With the enormous success of the PS2 (155 million lifetime sales) an entire new generation of gamers was introduced and perhaps spoiled, by the convenience of backwards compatibility.
Unlike many other console features, backwards compatibility has no negative effect on the consumer, it’s presence can only be beneficial, it’s absence inconvenient. With the PS2 the feature had become a common point for discussion and a major selling point for consoles that succeeded it. Gamers could now move into a new generation without leaving their previously build libraries behind.
“The Playstation 2. The King of Consoles”
Alas the future was not as rosy for backwards compatibility, and dark clouds started to gather as early as the succeeding generation.
First the Xbox 360 cunningly promised backwards compatibility with the original Xbox ‘top selling games’ in Microsoft’s 2005 E3 Press Conference
. In the end, and after several updates only about 270 Original Xbox games were backwards compatible and varying across regions. With some titles suffering glitches and bugs to this day. Incidentally, a limited selection of original Xbox games was made digitally available through the Xbox Live Marketplace. With prices that sometimes doubled the used physical copy going rate.
"Beware the tongue of the devil"
Sony, in its own 2005 E3 Press Conference
promised that the PS3 would be backwards compatible not only with it’s PS2 older brother, but with it's PS1 grandfather (an industry first). To the appeasement of many gamers. Sadly the joy was short lived, since by the time the console made it’s way to Europe, due to a desperate attempt at cutting costs after a floundering launch in the US and Japan, the newly manufactured PS3 consoles removed the Emotion Engine chip from inside the ensuing models. Subsequently severely limiting PS2 games backwards compatibility (software emulation was also dropped for later models).
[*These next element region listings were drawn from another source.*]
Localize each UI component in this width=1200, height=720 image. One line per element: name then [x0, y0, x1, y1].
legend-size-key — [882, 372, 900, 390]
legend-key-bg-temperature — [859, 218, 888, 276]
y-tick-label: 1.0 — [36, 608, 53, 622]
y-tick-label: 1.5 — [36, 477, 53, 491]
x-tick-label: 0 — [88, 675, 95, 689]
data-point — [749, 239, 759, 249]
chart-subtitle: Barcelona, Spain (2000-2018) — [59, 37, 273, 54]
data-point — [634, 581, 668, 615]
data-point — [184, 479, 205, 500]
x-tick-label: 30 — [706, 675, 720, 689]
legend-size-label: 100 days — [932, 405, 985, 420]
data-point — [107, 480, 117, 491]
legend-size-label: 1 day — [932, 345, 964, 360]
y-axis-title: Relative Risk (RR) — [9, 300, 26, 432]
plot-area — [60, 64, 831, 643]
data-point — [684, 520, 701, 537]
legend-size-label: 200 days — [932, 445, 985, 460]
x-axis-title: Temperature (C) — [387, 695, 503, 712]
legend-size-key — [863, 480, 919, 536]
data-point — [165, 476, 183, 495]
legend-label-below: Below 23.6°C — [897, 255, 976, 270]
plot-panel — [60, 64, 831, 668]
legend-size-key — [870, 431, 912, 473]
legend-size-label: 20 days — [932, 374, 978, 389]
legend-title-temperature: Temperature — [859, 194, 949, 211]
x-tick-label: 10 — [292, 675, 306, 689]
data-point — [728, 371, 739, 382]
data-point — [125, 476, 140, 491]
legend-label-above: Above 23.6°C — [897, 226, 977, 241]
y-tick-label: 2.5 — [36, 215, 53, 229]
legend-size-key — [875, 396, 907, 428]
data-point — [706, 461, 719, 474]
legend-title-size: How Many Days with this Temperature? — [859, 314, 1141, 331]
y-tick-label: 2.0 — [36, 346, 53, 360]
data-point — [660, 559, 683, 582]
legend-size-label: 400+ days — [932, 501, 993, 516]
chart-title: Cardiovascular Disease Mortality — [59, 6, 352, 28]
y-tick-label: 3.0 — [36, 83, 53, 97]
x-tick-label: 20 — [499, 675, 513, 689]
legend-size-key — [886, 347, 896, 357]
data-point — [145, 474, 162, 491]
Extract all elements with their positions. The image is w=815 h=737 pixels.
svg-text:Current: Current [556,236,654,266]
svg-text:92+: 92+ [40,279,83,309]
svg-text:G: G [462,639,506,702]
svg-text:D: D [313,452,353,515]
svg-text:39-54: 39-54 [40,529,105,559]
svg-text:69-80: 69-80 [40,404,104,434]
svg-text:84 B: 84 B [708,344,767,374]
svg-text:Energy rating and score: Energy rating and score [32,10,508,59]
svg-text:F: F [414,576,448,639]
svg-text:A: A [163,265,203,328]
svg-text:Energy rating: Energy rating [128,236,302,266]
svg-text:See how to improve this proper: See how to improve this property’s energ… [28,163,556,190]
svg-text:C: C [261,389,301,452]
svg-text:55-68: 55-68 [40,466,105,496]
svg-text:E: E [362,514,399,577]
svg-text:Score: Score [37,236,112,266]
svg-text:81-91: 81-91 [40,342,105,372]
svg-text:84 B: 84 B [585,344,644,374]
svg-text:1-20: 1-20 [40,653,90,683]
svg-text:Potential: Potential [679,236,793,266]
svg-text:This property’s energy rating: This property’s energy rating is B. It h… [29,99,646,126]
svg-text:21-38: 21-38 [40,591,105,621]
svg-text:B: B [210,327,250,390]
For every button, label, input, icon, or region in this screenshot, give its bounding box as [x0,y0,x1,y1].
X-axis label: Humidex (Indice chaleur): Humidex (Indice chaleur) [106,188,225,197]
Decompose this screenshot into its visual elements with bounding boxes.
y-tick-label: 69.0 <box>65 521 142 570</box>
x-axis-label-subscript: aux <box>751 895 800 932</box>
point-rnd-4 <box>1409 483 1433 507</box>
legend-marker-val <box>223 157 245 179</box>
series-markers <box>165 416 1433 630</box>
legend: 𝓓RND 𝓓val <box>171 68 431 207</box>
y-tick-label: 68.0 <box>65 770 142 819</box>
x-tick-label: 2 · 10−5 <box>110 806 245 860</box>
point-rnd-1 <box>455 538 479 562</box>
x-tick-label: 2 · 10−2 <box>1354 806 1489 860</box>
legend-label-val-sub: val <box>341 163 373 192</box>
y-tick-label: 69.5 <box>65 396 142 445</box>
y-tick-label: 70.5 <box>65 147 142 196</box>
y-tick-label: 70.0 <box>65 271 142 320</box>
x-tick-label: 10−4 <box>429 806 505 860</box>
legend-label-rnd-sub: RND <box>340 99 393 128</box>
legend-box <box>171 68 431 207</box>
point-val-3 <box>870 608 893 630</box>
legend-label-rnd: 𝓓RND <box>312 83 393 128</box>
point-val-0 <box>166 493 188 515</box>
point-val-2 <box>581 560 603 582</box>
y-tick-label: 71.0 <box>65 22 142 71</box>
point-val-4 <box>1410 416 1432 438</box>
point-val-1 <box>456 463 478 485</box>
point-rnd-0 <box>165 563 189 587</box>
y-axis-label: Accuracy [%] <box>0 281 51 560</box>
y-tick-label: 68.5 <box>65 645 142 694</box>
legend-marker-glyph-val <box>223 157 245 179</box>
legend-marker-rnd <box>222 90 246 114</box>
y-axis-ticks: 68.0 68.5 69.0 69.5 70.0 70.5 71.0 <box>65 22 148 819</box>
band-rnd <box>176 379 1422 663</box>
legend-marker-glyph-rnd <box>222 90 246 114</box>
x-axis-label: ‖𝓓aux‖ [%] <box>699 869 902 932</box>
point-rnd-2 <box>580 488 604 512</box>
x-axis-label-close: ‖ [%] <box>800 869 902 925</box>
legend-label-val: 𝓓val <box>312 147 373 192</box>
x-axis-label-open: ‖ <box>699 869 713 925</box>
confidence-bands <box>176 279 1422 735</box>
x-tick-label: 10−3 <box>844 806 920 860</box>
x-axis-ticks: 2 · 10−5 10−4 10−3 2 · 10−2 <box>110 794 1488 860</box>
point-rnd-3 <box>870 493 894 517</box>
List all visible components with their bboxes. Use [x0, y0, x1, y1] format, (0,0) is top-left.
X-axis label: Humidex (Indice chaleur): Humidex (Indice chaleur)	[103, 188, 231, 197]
The original Japanese and US 20/60GB models are sought after for their complete backwards compatibility, fetching good prices on eBay. No European market complete backwards compatibility model exists. But PS1 compatibility has remained in all models including Slim and Super Slim. On the digital front, through the Playstation Network several PlayStation 1 and 2 Classics had become available to download for the PS3, PSP and eventually the Vita. Also several PS2 games (usually as compilations) saw HD releases in fully boxed retail form and price.
"I took some of its guts out, but is still my baby!"
The Nintendo Wii was the only truly backwards compatible game console of its generation, including controller and memory card support. Though recent models have dropped Gamecube compatibility to cut costs. Nintendo also introduced some of it's old library digitally through the Virtual Console, some games released in some regions for the first time (Super Mario RPG in Europe ex.).
With one foot into the eighth generation of consoles it looks like backwards compatibility has become a want of the new minority ‘core’ market and it’s not the selling point it used to be only a generation ago.
The Nintendo Wii U following in the Wii’s footsteps seems to be the only true backwards compatible console this generation. Microsoft claims that backwards compatibility means you're going backwards
(though has since theorized adding it through the cloud), and Sony promises to allow at least a slimmer of backwards compatibility through its much touted cloud system.
"This guy thinks you're backwards. He also now works for Zynga..."
Of course as much as the lack of physical backwards compatibility is nothing more than an inconvenience the fact that our digital games can’t be transferred to the new systems for no reason other than because. Is a travesty.
The reason backwards compatibility, a very welcome feature has become so irrelevant for these big companies, is not only because "only 5% of users play old games" but also, because through digital means or otherwise, they want to sell you the same games you already own, again, again and again.
If you are one of that 5% that plays old games, and you want keep playing your old library while you build a new one, better be prepared to make a lot of space under your TV set. You're going to need it.